Quand la rumeur a commencé à circuler sur l’écriture de ses mémoires par Keith Richards j’avoue ne pas y avoir cru, mais lorsqu’au début de l’année une date prévisionnelle de sortie en octobre est tombée, je me suis incliné devant la réalité. Inutile de vous dire que je n’ai pas attendu les critiques de Pierre, Paul ou Jacques (Mettez les noms que vous voulez) pour acheter le bouquin et m’y plonger quasiment sans interruption durant quelques jours et aujourd’hui alors que je referme l’ouvrage je viens témoigner, c’est GEANT !

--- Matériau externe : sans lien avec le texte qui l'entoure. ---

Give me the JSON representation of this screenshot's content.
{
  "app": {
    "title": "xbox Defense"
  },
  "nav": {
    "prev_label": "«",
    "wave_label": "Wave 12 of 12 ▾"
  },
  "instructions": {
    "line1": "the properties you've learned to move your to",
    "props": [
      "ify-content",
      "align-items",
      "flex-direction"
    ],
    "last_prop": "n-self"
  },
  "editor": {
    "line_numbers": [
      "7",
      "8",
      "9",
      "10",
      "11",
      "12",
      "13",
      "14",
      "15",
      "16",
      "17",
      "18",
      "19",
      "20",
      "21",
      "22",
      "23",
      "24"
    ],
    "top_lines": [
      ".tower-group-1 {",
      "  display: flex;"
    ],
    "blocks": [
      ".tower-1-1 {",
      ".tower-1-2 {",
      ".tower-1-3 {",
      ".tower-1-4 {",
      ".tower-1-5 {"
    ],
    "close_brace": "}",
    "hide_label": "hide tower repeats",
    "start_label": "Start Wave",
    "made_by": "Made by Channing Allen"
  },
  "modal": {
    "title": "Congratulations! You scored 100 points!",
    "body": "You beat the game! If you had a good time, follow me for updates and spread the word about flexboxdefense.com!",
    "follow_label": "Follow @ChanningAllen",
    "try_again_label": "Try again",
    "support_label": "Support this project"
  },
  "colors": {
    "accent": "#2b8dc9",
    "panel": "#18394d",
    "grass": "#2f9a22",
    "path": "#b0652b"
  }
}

Le livre en tant qu’objet est déjà très bien foutu. Sur la couverture intérieure, un court texte manuscrit et signé de l’auteur, comme une dédicace particulière au lecteur. Sympa ! Intercalés à l’intérieur du texte de 640 pages, deux cahiers de huit pages de photos chacun dont certaines inédites pour moi. Le bouquin est découpé en treize chapitres et chacun est sous-titré par un court texte de présentation, comme dans les vieux livres de mon enfance, commençant ainsi par exemple « Où je découvre l’open tuning et l’héroïne à la fin des années 60 ». En fin de livre, la très bonne initiative c’est l’index des noms cités dans le texte, noms propres et titres de chansons, qui permet d’aller piocher selon son envie. Enfin dernière satisfaction (!!), bien entendu le bouquin n’a pas été « écrit » réellement par Keith Richards, du moins pas entièrement, il s’est adjoint les services de son ami l’écrivain et journaliste James Fox et je dois dire que le style et l’humour rendent la lecture de ces mémoires absolument passionnantes et plaisantes.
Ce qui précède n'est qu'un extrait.